Are the parents Christian? While i was sitting here thinking I couldn't help but think about how irresponsible the parents behavior is (as indicated by post #5). If the parents are Christian then they should seek pastoral advice regarding this situation aswell.
If they literally said they would make it hard for the OP then they trangress over Paul's instruction to not provoke their children (Eph 6:4; Col 3:21) on top of having an ungodly attitude over the whole thing.
My advice to the OP remains but i also think that the parents have a responsibility in this. Not only one of instruction on raising the boy but allowing this young man to be exactly that... a man. Saying "We dont exactly agree with the relationship" is one thing but to make this boy choose based on guilt trips and other such behavior is irresponsible.
If i disagree with someone's decision on something I respectfully voice my opinion and go into great depth as to why. When its another Christian then i painstakingly search scripture or pray and try to expound on my thoughts to the best of my limited ability.
It appears that they see her as a sexual transgressor. Is that what Christ sees? Or does He instead see someone saved by grace? I am obviously not going to comment on the fact that they are seemingly making a rape victim an active participant and a liar. That's beyond terrible.
To the OP: If you are going to make it "official" then why not keep it between the two of you? If the parents present that much of an obstacle then perhaps wait to inform them. Go about your normal life with work, social life, church and the lady. I see no need to inform them if they are going to be obstinate for the time.
What i struggle with is that you appear to have a Godly woman and I see no reason to object to this. The supposed "problems" of implied sexual immorality and race are no real problems. If someone was to object to the relationship i would want to see that done biblically. Otherwise i don't see you as being restricted by the 5th commandment.

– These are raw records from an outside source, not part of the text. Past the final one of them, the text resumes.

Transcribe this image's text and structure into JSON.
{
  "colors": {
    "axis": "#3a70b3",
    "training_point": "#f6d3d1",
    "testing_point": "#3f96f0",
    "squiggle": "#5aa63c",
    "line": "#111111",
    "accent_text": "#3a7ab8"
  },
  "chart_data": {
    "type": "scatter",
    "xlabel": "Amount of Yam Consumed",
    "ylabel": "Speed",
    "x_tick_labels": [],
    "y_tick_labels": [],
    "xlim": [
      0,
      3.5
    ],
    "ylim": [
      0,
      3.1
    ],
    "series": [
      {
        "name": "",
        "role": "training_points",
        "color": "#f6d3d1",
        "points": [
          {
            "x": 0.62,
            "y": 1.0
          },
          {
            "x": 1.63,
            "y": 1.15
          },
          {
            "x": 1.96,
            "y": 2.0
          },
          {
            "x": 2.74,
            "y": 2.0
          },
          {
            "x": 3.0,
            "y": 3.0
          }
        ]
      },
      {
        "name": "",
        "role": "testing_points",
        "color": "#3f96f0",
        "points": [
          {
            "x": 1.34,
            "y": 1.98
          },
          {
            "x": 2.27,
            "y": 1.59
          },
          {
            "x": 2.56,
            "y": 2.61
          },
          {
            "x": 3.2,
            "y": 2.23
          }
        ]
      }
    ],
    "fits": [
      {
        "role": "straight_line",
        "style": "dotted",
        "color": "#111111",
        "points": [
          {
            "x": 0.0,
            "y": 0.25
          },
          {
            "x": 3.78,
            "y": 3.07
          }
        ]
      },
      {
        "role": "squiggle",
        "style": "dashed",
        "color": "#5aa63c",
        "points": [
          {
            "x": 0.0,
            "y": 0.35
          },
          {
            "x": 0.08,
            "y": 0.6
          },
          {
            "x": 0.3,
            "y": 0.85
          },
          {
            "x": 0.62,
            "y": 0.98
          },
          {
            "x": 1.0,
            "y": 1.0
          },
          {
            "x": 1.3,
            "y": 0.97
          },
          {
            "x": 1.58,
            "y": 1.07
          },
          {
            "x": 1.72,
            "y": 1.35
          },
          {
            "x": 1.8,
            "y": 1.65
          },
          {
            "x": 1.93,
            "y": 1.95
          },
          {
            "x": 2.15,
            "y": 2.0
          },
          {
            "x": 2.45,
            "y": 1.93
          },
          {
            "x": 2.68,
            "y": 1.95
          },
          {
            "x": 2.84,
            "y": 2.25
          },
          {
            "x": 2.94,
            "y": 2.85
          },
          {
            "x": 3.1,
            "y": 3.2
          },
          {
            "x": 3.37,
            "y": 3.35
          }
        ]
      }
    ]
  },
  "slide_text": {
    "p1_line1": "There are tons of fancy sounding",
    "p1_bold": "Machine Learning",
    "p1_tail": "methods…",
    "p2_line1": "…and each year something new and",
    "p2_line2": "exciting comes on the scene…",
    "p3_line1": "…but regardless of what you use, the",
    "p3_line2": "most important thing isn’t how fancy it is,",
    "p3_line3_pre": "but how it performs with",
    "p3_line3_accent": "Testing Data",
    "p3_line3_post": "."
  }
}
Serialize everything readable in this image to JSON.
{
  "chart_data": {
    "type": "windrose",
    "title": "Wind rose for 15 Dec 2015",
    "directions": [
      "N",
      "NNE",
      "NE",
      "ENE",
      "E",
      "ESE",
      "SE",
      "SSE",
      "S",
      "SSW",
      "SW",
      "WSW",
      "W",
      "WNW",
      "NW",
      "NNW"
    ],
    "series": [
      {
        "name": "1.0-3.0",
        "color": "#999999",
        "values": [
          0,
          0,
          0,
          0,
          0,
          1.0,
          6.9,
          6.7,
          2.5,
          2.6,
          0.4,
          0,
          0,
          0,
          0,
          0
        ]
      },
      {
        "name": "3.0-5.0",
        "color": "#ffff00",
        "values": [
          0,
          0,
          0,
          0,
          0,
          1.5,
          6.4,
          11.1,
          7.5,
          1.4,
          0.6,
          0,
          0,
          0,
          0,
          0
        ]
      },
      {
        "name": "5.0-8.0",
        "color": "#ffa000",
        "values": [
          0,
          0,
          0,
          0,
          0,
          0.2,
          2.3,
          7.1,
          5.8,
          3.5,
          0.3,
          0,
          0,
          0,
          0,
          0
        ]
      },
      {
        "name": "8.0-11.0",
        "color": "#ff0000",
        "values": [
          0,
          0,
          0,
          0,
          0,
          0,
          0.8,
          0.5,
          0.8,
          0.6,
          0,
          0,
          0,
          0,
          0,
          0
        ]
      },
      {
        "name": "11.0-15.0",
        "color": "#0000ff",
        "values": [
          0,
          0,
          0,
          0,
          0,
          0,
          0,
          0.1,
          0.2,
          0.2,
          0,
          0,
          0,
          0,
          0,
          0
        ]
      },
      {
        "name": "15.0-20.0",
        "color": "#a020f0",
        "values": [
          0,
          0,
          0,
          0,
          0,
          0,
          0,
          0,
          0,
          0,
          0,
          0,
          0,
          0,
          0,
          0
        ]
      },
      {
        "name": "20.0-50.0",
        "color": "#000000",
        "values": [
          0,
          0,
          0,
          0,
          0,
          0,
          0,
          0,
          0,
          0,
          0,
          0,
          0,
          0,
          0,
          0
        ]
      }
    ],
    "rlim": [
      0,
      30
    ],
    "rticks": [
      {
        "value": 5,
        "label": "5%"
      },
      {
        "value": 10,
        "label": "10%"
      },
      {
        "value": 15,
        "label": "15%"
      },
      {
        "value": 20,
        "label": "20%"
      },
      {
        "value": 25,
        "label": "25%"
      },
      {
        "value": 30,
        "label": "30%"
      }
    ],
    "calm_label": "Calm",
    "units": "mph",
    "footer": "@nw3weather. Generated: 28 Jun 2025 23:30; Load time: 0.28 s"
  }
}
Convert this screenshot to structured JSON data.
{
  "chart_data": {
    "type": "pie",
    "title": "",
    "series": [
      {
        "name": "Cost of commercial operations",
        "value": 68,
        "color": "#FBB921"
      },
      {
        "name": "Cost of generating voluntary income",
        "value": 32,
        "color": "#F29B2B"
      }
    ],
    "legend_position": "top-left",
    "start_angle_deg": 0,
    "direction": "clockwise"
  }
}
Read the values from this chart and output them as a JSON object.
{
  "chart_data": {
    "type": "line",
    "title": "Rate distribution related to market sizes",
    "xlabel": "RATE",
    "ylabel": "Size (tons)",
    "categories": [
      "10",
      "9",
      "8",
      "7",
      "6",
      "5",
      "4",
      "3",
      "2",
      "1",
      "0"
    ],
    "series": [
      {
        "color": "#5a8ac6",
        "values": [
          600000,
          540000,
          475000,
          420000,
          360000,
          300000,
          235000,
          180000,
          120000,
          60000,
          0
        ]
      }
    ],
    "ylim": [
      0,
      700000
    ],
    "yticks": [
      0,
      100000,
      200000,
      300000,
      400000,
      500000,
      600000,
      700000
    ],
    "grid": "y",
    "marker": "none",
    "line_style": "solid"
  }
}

The best thing to say is (if one was to object) "It is your decision. You are my son whom i love. I want to see you happy. Though i don't agree I will pray about this and wish you the best." I would be happy my boy found a good Christian woman to be with. They are a rare commodity these days (at least around my parts).
Again living under their roof doesn't mean to be yoked by their unfounded objections. I pray that your relationship be strengthened and blessed with this lady and you may not be bogged down with people making it hard on you. Persevere through prayer brother!